The authors address an important area of interest for CML patients; prolonged treatment-free remission or TFR in de novo CP-CML patients who achieved a sustained DMR. They explored this subject in a relevant size cohort of almost 400 patients over 10 years of what the authors considered “real-life”. With a median follow-up of 7 years, 46% patients achieved a DMR sustained at least 24 months. Gender, BCR-ABL1 transcript type and Sokal and ELTS risk scores were significantly associated with a higher probability of sustained DMR. From those patients a fraction of them entered in a TFR program; interestingly, TKI first-line agent and TKI duration were the most significant factor of MRFS.

 

Major comments

  1. As indicated patients from clinical trials are also included. This information is lost within the numbers. Inclusion criteria’s usually select a fitter population and this kind of information is lost in this meta-analysis. This set of patients is especially enriched in the TFR (75% in academic centers (line 227), it means clinical trials?), thus the title is misleading when the authors indicates “in a real-life setting”. Additional table comparing such patients should be included and also it should be indicated more clear through the text.
  2. Statistics comparing the groups in Table 1 and Table 3 should be included.
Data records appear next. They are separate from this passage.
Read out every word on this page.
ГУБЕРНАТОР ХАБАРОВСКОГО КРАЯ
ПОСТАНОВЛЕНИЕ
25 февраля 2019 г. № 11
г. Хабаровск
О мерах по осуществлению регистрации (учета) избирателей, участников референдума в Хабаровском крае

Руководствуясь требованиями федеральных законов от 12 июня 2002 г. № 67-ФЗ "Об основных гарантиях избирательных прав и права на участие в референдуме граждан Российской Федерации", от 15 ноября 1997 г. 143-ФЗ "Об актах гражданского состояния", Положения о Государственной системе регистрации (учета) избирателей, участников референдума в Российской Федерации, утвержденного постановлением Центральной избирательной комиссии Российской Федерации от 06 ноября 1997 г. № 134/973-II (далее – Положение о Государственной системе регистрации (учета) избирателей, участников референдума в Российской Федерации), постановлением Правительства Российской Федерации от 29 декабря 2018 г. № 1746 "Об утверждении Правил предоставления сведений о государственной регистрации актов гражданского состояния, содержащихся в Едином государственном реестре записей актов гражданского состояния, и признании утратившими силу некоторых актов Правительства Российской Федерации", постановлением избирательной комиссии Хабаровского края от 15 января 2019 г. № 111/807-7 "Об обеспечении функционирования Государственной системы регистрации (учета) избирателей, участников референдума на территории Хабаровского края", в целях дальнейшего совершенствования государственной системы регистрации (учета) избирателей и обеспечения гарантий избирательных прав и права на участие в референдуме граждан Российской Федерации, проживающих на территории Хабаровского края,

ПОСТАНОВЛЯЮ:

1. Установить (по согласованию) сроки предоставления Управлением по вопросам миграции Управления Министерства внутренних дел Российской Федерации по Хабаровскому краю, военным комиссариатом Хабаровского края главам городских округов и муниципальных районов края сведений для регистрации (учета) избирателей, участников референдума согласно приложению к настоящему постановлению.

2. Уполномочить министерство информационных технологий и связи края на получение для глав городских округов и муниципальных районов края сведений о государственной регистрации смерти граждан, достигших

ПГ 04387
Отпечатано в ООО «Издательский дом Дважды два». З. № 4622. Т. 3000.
In addition, this new information from Table 1 will be the base for the comments in lines 315-18. As presented is a mere speculation, we do not know if IMA patients are significantly older than 2-3G patients.
  3. The reader will appreciate if the authors could find a way to simplify the way they make reference to the groups, subgroups, sub subgroups… In some instance is difficult to quickly understand the set of patients being described. Figure 1 is very helpful but additional simplification in the text should be addressed.

 

Minor comments

  1. Line 133-141 font size is different
  2. In line 171 “figure 1” should be capitalize “Figure 1”.
  3. Figures resolution is very poor and difficult to read the text.
  4. Line 219 the dot in “Table 2.” is underlined
  5. I do not understand from where the “255” patients in line 286 are coming from
  6. In line 295 the 27% corresponds to 2-3G as first line therapy why are the ones as second line therapy did not discussed?